Barbosa was a member of the Club de la Unión and the Chilean Olympic Committee, serving as president of the latter from 1934 to 1935.

He was also a member of the International Olympic Committee from 1948 to 1952 and an honorary member of the Academy of Legislation and Jurisprudence in Madrid.

== Early life and career ==
He was the son of Orozimbo Barbosa and Corina Baeza Yávar. Following the defeat of the supporters of President José Manuel Balmaceda in the Chilean Civil War of 1891, his family went into exile in Argentina, where they settled after his father, an Army general, faced political persecution. In Buenos Aires, he married Magdalena Popolizio Garofano in 1907.

He studied humanities at the Colegio Nacional de Buenos Aires, where he received academic distinctions. He returned to Chile in 1908 and studied law at the University of Chile. His thesis, entitled Divorcio con Disolución de Vínculo ("Divorce with Dissolution of the Marriage Bond"), dealt with divorce law. As a lawyer, he specialized in criminal cases.

He was subsequently appointed an examiner in forensic medicine at the Faculty of Law and Political Sciences of the University of Chile.

== Political career ==
Influenced by his father, he joined the Liberal Democratic Party, eventually becoming one of its leading members. He founded a propaganda organization for the Liberal Democratic Youth and was elected its president. Similar organizations were subsequently established in other Chilean cities.

He joined the staff of the Chamber of Deputies of Chile after a competitive appointment and in 1911 became a reporter of its parliamentary proceedings.

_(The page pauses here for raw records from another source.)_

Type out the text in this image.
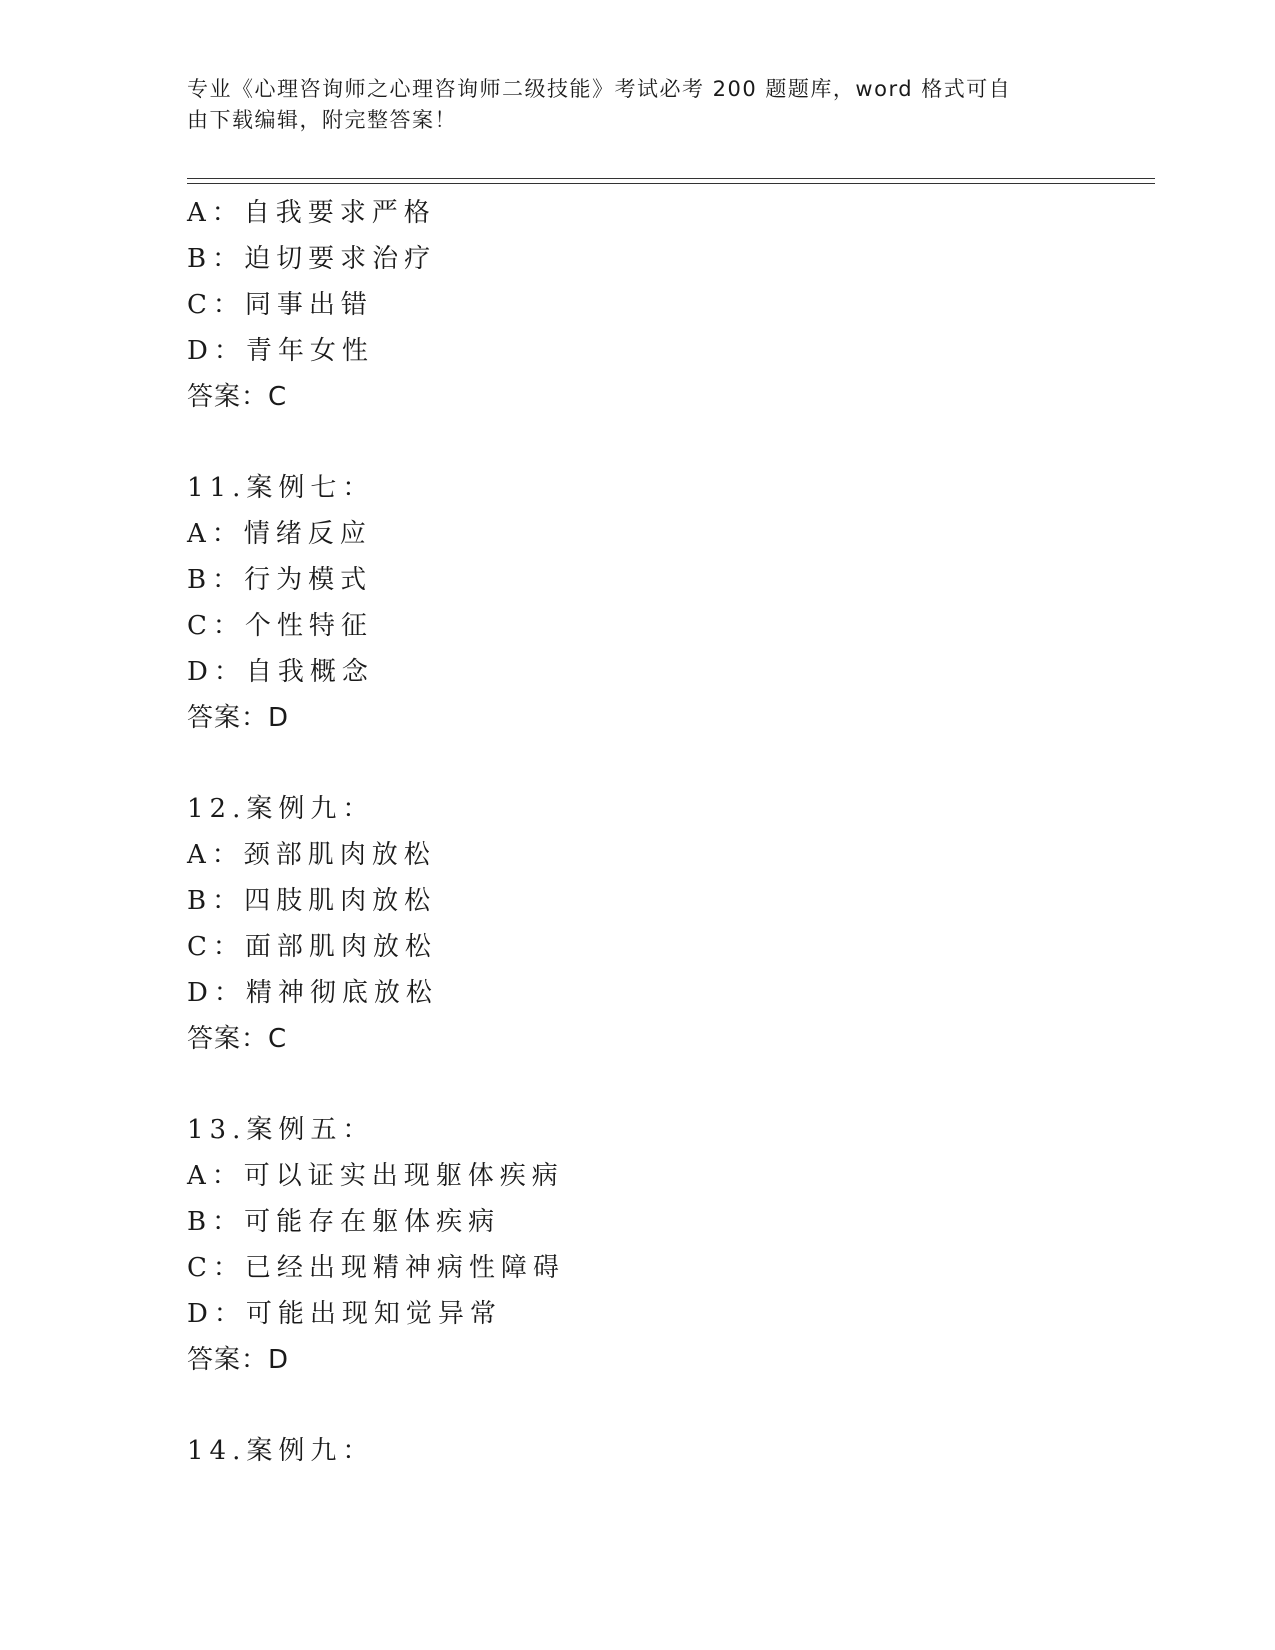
专业《心理咨询师之心理咨询师二级技能》考试必考 200 题题库，word 格式可自
由下载编辑，附完整答案！
A：自我要求严格
B：迫切要求治疗
C：同事出错
D：青年女性
答案：C
11.案例七：
A：情绪反应
B：行为模式
C：个性特征
D：自我概念
答案：D
12.案例九：
A：颈部肌肉放松
B：四肢肌肉放松
C：面部肌肉放松
D：精神彻底放松
答案：C
13.案例五：
A：可以证实出现躯体疾病
B：可能存在躯体疾病
C：已经出现精神病性障碍
D：可能出现知觉异常
答案：D
14.案例九：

He was elected to the Chamber of Deputies for Linares for the 1912–1915 legislative term, for Tarapacá and Pisagua for the 1915–1918 term, and for Ovalle for the 1924–1926 term. During his parliamentary career, he served on the standing committees on Social Legislation and Finance and was elected Second Vice President of the Chamber of Deputies in 1924.

He was a member of the consultative commission established to consider the proposed Constitution of 1925, although he did not participate in its drafting as a constituent. In 1926, he joined the Alliance Liberal Democratic Party, serving for a time as its president.

=== Minister of state ===
In 1956, he served as Minister of Foreign Affairs during the second government of President Carlos Ibáñez del Campo. That same year, he joined the Republican Movement.